= Michael Jahn =

American journalist, author and memoirist

Joseph Michael Jahn (born August 4, 1943) is an American journalist, author and memoirist.

He was born in Cincinnati, Ohio, and raised in Sayville, New York. He moved to New York City in 1966 and was educated at Dowling College, Adelphi University, and Columbia University. He spent the first decade of his career covering cultural issues, mainly by becoming, in 1968, the first full-time rock journalist of The New York Times and the first full-time rock writer for any major daily newspaper. According to the Times metropolitan editor Arthur Gelb, he hired Jahn specifically to inaugurate the newspaper's coverage of rock music. One of his first assignments was to cover the Woodstock Festival.

Jahn wrote more than 200 reviews of performances by rock bands and individual folk and blues artists for the New York Times between 1968 and 1971. He also wrote a column syndicated by North American Newspaper Alliance, 1967-1970, and The New York Times, 1970-1973. Jahn wrote several works of nonfiction before the mid-1970s, when he switched to writing mystery/suspense fiction, eventually publishing about 50 novels and movie/TV adaptations, under his own name and several pen names. His first mystery novel, The Quark Maneuver, published by Ballantine in 1977, won an Edgar Award in 1978.

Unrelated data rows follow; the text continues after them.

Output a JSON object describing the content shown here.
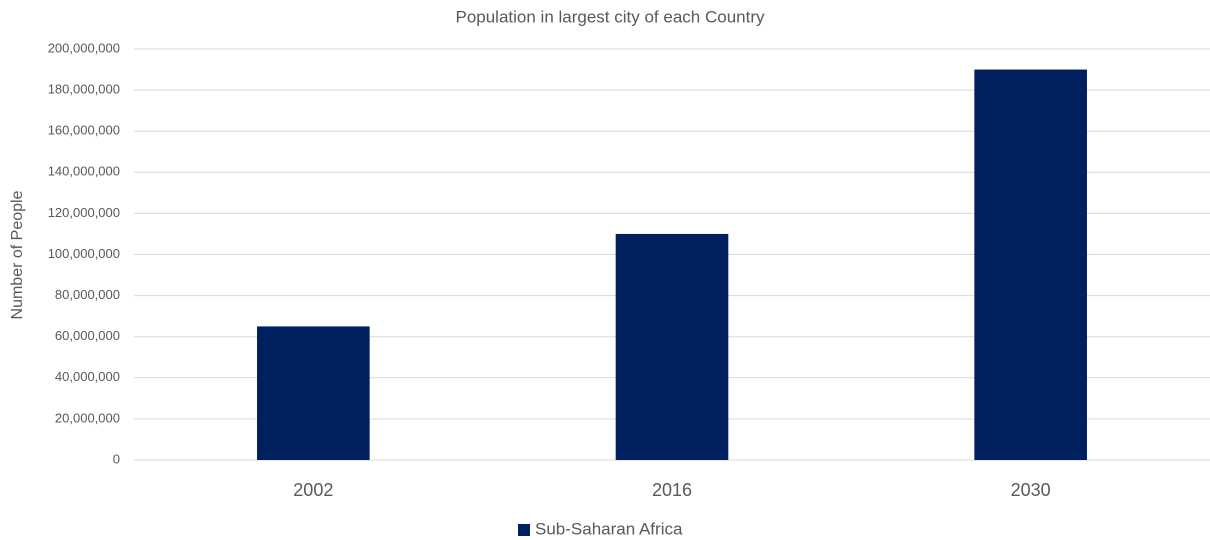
{
  "chart_data": {
    "type": "bar",
    "title": "Population in largest city of each Country",
    "y_label": "Number of People",
    "categories": [
      "2002",
      "2016",
      "2030"
    ],
    "series": [
      {
        "name": "Sub-Saharan Africa",
        "color": "#002060",
        "values": [
          65000000,
          110000000,
          190000000
        ]
      }
    ],
    "ylim": [
      0,
      200000000
    ],
    "yticks": [
      0,
      {
        "value": 20000000,
        "label": "20,000,000"
      },
      {
        "value": 40000000,
        "label": "40,000,000"
      },
      {
        "value": 60000000,
        "label": "60,000,000"
      },
      {
        "value": 80000000,
        "label": "80,000,000"
      },
      {
        "value": 100000000,
        "label": "100,000,000"
      },
      {
        "value": 120000000,
        "label": "120,000,000"
      },
      {
        "value": 140000000,
        "label": "140,000,000"
      },
      {
        "value": 160000000,
        "label": "160,000,000"
      },
      {
        "value": 180000000,
        "label": "180,000,000"
      },
      {
        "value": 200000000,
        "label": "200,000,000"
      }
    ],
    "grid": true,
    "legend": "bottom"
  }
}
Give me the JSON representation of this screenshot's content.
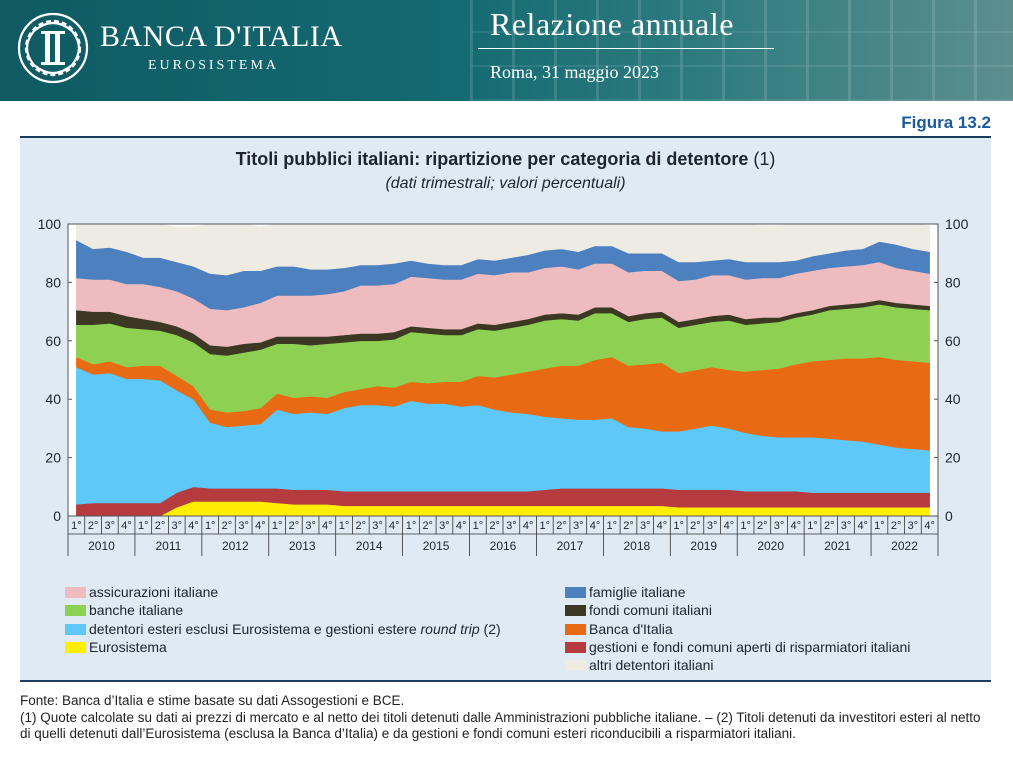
{
  "header": {
    "bank_name": "BANCA D'ITALIA",
    "bank_subtitle": "EUROSISTEMA",
    "report_title": "Relazione annuale",
    "report_date": "Roma, 31 maggio 2023"
  },
  "figure_label": "Figura 13.2",
  "footer": {
    "source": "Fonte: Banca d’Italia e stime basate su dati Assogestioni e BCE.",
    "note1": "(1) Quote calcolate su dati ai prezzi di mercato e al netto dei titoli detenuti dalle Amministrazioni pubbliche italiane. – (2) Titoli detenuti da investitori esteri al netto di quelli detenuti dall’Eurosistema (esclusa la Banca d’Italia) e da gestioni e fondi comuni esteri riconducibili a risparmiatori italiani."
  },
  "chart_data": {
    "type": "area",
    "stacked": true,
    "title": "Titoli pubblici italiani: ripartizione per categoria di detentore",
    "title_note": "(1)",
    "subtitle": "(dati trimestrali; valori percentuali)",
    "ylim": [
      0,
      100
    ],
    "yticks": [
      0,
      20,
      40,
      60,
      80,
      100
    ],
    "axes": "left and right",
    "quarter_labels": [
      "1°",
      "2°",
      "3°",
      "4°"
    ],
    "years": [
      "2010",
      "2011",
      "2012",
      "2013",
      "2014",
      "2015",
      "2016",
      "2017",
      "2018",
      "2019",
      "2020",
      "2021",
      "2022"
    ],
    "stack_order": [
      "eurosistema",
      "gestioni",
      "esteri",
      "bdi",
      "banche",
      "fondi",
      "assic",
      "famiglie",
      "altri"
    ],
    "series": [
      {
        "key": "eurosistema",
        "name": "Eurosistema",
        "color": "#ffee00",
        "values": [
          0,
          0,
          0,
          0,
          0,
          0,
          3,
          5,
          5,
          5,
          5,
          5,
          4.5,
          4,
          4,
          4,
          3.5,
          3.5,
          3.5,
          3.5,
          3.5,
          3.5,
          3.5,
          3.5,
          3.5,
          3.5,
          3.5,
          3.5,
          3.5,
          3.5,
          3.5,
          3.5,
          3.5,
          3.5,
          3.5,
          3.5,
          3,
          3,
          3,
          3,
          3,
          3,
          3,
          3,
          3,
          3,
          3,
          3,
          3,
          3,
          3,
          3
        ]
      },
      {
        "key": "gestioni",
        "name": "gestioni e fondi comuni aperti di risparmiatori italiani",
        "color": "#b63b3f",
        "values": [
          4,
          4.5,
          4.5,
          4.5,
          4.5,
          4.5,
          5,
          5,
          4.5,
          4.5,
          4.5,
          4.5,
          5,
          5,
          5,
          5,
          5,
          5,
          5,
          5,
          5,
          5,
          5,
          5,
          5,
          5,
          5,
          5,
          5.5,
          6,
          6,
          6,
          6,
          6,
          6,
          6,
          6,
          6,
          6,
          6,
          5.5,
          5.5,
          5.5,
          5.5,
          5,
          5,
          5,
          5,
          5,
          5,
          5,
          5
        ]
      },
      {
        "key": "esteri",
        "name": "detentori esteri esclusi Eurosistema e gestioni estere round trip (2)",
        "name_parts": [
          "detentori esteri esclusi Eurosistema e gestioni estere ",
          "round trip",
          " (2)"
        ],
        "color": "#5ec8f8",
        "values": [
          47,
          44,
          44.5,
          42.5,
          42.5,
          42,
          35,
          30,
          22.5,
          21,
          21.5,
          22,
          27,
          26,
          26.5,
          26,
          28.5,
          29.5,
          29.5,
          29,
          31,
          30,
          30,
          29,
          29.5,
          28,
          27,
          26.5,
          25,
          24,
          23.5,
          23.5,
          24,
          21,
          20.5,
          19.5,
          20,
          21,
          22,
          21,
          20,
          19,
          18.5,
          18.5,
          19,
          18.5,
          18,
          17.5,
          16.5,
          15.5,
          15,
          14.5
        ]
      },
      {
        "key": "bdi",
        "name": "Banca d'Italia",
        "color": "#e86b14",
        "values": [
          3.5,
          3.5,
          4,
          4,
          4.5,
          5,
          5,
          4.5,
          4.5,
          5,
          5,
          5.5,
          5.5,
          5.5,
          5.5,
          5.5,
          5.5,
          5.5,
          6.5,
          6.5,
          6.5,
          7,
          7.5,
          8.5,
          10,
          11,
          13,
          14.5,
          16.5,
          18,
          18.5,
          20.5,
          21,
          21,
          22,
          23.5,
          20,
          20,
          20,
          20,
          21,
          22.5,
          23.5,
          25,
          26,
          27,
          28,
          28.5,
          30,
          30,
          30,
          30
        ]
      },
      {
        "key": "banche",
        "name": "banche italiane",
        "color": "#8ed152",
        "values": [
          11,
          13.5,
          13,
          13.5,
          12.5,
          12,
          14,
          15,
          19,
          19.5,
          20,
          20,
          17,
          18.5,
          17.5,
          18.5,
          17,
          16.5,
          15.5,
          16.5,
          17,
          17,
          16,
          16,
          16,
          16,
          16,
          16,
          16.5,
          16,
          15.5,
          16,
          15,
          15,
          15.5,
          15.5,
          15.5,
          15.5,
          15.5,
          17,
          16,
          16,
          16,
          16,
          16,
          17,
          17,
          17.5,
          18,
          18,
          18,
          18
        ]
      },
      {
        "key": "fondi",
        "name": "fondi comuni italiani",
        "color": "#3c3824",
        "values": [
          5,
          4.5,
          4,
          4,
          3.5,
          3,
          3,
          3,
          3,
          3,
          3,
          2.5,
          2.5,
          2.5,
          3,
          2.5,
          2.5,
          2.5,
          2.5,
          2.5,
          2,
          2,
          2,
          2,
          2,
          2,
          2,
          2,
          2,
          2,
          2,
          2,
          2,
          2,
          2,
          2,
          2,
          2,
          2,
          2,
          2,
          2,
          1.5,
          1.5,
          1.5,
          1.5,
          1.5,
          1.5,
          1.5,
          1.5,
          1.5,
          1.5
        ]
      },
      {
        "key": "assic",
        "name": "assicurazioni italiane",
        "color": "#eebcbf",
        "values": [
          11,
          11,
          11,
          11,
          12,
          12,
          12,
          12,
          12.5,
          12.5,
          12.5,
          13.5,
          14,
          14,
          14,
          14.5,
          15,
          16.5,
          16.5,
          16.5,
          17,
          17,
          17,
          17,
          17,
          17,
          17,
          16,
          16,
          16,
          15.5,
          15,
          15,
          15,
          14.5,
          14,
          14,
          13.5,
          14,
          13.5,
          13.5,
          13.5,
          13.5,
          13.5,
          13.5,
          13,
          13,
          13,
          13,
          12,
          11.5,
          11
        ]
      },
      {
        "key": "famiglie",
        "name": "famiglie italiane",
        "color": "#4d80bf",
        "values": [
          13,
          10.5,
          11,
          11,
          9,
          10,
          10,
          11,
          12,
          12,
          12.5,
          11,
          10,
          10,
          9,
          8.5,
          8,
          7,
          7,
          7,
          5.5,
          5,
          5,
          5,
          5,
          5,
          5,
          6,
          6,
          6,
          6,
          6,
          6,
          6.5,
          6,
          6,
          6.5,
          6,
          5,
          5.5,
          6,
          5.5,
          5.5,
          4.5,
          5,
          5,
          5.5,
          5.5,
          7,
          8,
          7.5,
          7.5
        ]
      },
      {
        "key": "altri",
        "name": "altri detentori italiani",
        "color": "#eeebe2",
        "values": [
          5.5,
          8.5,
          9,
          9.5,
          11.5,
          11.5,
          12,
          13.5,
          17,
          17.5,
          16,
          15,
          14.5,
          14.5,
          15.5,
          15.5,
          15,
          14,
          14,
          14,
          13,
          13.5,
          14,
          14,
          16,
          15.5,
          15.5,
          14.5,
          12.5,
          12.5,
          14,
          13,
          14,
          13,
          13,
          12.5,
          13,
          13,
          12.5,
          12,
          13,
          12.5,
          12.5,
          12.5,
          13,
          12,
          11.5,
          11.5,
          6,
          8,
          8.5,
          9
        ]
      }
    ],
    "legend_layout": [
      [
        "assic",
        "banche",
        "esteri",
        "eurosistema"
      ],
      [
        "famiglie",
        "fondi",
        "bdi",
        "gestioni",
        "altri"
      ]
    ]
  }
}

In 1982 and using the byline Michael Jahn he began the series "The Bill Donovan Mysteries" with Night Rituals. By 2008 he had published 10 novels in the series, the last being Donovan and Son, published by Five Star (Gale Centage) in 2008. "The Bill Donovan Mysteries" were highly acclaimed, and in 2011 he began reformatting them for publication in ebook edition (Kindle). By the end of 2012, six of the 10 had been published in digital format.

With the conclusion of the Donovan series he stopped writing fiction in order to concentrate on a memoir of the last century and a half of American history as reflected in the lives of his recent ancestors. They came from all over Western Europe and had adventures that included being part of the opening of Japan to Western civilization, the great sea battles of the Civil War, arctic exploration, the Roosevelts, the Lindberg baby trial, the Hindenburg Disaster, the American Communist Party, and brushes with Dutch Schultz, Harry Truman, and, in his words, "a passel of currently deceased rock stars."

Jahn's original manuscripts and papers are in the Michael Jahn Collection at the Rare Book & Manuscript Library of Columbia University. The collection was established in 1984.